Амундсен держится просто, меньше всего упоминает о себе, в течение двух часов рассказывает о спутниках и больше — о собаках.
«Я наметил точно для каждой собаки тот день, когда она будет расстрелена, стало быть, определил, когда окончится ее полезность для нас в качестве средства передвижения и начнется ее полезность для нас в качестве провианта. Ведь чрезвычайно важным был для экспедиции, вопрос о действительно хороших собаках…»
— Итак, 97 лучших гренландских ездовых собак, легких, поэтому свободно переходящих через снежные мосты, которые неминуемо встречаются над треснувшими глетчерами. Если собака провалится, несчастье не велико. Посудите, как легко схватить вовремя ее за шиворот, но… сделать того же с пони невозможно.
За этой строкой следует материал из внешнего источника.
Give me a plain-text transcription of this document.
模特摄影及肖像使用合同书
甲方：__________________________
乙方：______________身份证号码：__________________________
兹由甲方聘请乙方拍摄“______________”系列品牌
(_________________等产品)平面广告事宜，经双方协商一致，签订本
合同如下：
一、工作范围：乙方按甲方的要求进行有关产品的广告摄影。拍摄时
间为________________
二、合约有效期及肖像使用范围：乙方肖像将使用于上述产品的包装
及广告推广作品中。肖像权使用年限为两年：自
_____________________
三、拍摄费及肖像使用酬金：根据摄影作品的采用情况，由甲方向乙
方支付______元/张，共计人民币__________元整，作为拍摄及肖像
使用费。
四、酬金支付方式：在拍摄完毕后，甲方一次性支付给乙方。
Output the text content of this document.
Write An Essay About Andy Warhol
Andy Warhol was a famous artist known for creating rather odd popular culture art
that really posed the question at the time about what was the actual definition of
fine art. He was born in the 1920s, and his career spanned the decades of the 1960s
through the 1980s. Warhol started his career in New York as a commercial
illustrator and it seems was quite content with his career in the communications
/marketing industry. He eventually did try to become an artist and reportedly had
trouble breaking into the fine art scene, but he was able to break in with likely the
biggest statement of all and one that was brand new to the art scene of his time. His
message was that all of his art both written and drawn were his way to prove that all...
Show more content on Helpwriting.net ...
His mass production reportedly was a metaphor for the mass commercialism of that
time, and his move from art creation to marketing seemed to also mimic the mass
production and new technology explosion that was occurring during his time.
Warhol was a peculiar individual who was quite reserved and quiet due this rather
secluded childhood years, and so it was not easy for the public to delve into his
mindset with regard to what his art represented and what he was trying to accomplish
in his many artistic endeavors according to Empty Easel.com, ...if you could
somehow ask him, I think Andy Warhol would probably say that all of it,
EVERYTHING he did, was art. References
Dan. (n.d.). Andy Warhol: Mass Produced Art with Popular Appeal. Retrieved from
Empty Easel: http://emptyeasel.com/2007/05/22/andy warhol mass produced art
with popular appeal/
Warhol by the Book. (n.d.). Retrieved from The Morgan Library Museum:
Если бы мне нужен был лозунг, я сказал бы:
«Прежде и после всего собаки».
Собаки…
Англичане слушают молча.
— Я уверен, что нет животного, которое так ярко выражало свои чувства. Радость, боль, благодарность, угрызения совести, все это необычайно остро отражается на их поведении.
Англичане продолжают слушать.
— Двух первых собак мы потеряли у мыса «Доброй Надежды». 30 октября была пристрелена первая собака. Это был хансеновский Бауер. Он оказался слишком старым для такого трудного перехода и тащась у нарты мешал другим. Затем Люси… Как видите, я отлично помню их имена, так как они заслужили доброй памяти.
— Затем у нас осталось только 42 собаки. Эти обязаны были дойти до плоскогорья, где было решено прикончить двадцать четыре, чтобы путь продолжать с тремя нартами и восемнадцатью собаками. Из них убить еще шесть, чтобы вернуться на двенадцати.
Так наступил момент, когда мы могли считать себя уже на Южном полюсе…
На «Фрам» возвратились немногие из собак.
«Оберст, Базен, Суттен, Арн, Милиус, Ринг».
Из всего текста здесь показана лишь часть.